Role of cholinergic receptors in adrenal catecholamine secretion in spontaneously hypertensive rats.

We investigated the role of nicotinic and muscarinic receptors in secretion of catecholamines induced by transmural electrical stimulation (ES) from isolated perfused adrenal glands of spontaneously hypertensive rats (SHRs) and normotensive Wistar-Kyoto (WKY) rats. ES (1-10 Hz) produced frequency-dependent increases in epinephrine (Epi) and norepinephrine (NE) output as measured in perfusate.
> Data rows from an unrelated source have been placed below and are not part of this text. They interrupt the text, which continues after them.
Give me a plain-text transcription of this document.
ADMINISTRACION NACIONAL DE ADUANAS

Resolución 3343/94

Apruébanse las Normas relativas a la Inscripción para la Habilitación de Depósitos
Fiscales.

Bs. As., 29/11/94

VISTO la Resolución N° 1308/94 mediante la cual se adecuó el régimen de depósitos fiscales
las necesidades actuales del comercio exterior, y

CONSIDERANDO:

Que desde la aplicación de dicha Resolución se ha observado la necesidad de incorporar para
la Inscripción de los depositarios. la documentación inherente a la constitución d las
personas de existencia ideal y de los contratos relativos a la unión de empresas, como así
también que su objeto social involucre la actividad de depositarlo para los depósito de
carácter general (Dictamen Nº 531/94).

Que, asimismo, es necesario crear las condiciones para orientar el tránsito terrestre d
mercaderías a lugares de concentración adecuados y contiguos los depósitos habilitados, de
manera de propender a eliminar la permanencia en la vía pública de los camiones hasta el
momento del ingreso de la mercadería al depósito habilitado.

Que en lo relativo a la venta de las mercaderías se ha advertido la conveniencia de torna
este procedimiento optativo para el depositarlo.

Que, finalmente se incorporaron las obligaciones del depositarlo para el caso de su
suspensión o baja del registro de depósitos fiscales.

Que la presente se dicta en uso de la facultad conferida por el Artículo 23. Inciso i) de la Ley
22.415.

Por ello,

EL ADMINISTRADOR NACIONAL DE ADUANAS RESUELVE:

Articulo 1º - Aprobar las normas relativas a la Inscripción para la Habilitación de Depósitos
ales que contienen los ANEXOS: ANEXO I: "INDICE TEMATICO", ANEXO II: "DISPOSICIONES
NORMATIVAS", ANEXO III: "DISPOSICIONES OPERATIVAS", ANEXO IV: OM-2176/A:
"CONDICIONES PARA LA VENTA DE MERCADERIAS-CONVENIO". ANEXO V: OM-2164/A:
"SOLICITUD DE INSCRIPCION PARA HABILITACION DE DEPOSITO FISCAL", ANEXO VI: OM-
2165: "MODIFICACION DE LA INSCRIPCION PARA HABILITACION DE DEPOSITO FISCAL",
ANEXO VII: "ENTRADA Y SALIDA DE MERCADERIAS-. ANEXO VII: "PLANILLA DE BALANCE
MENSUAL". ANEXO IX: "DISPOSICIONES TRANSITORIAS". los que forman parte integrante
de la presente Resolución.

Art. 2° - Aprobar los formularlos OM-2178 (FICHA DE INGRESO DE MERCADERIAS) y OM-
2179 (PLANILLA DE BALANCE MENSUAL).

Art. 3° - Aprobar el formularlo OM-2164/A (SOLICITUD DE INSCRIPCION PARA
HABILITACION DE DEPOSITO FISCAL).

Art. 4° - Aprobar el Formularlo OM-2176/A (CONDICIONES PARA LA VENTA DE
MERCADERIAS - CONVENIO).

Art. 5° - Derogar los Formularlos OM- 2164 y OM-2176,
The ES-induced increases in NE output, but not Epi output, were significantly greater in adrenal glands of SHRs than in those of WKY rats. Hexamethonium (10-100 microM) markedly inhibited the ES-induced increases in Epi and NE output from adrenal glands of SHRs and WKY rats. Atropine (0.3-3 microM) inhibited the ES-induced increases in Epi and NE output from adrenal glands of SHRs, but not from those of WKY rats. These results suggest that endogenous acetylcholine-induced secretion of adrenal catecholamines is predominantly mediated by nicotinic receptors in SHRs and WKY rats and that the contribution of muscarinic receptors may be different between these two strains.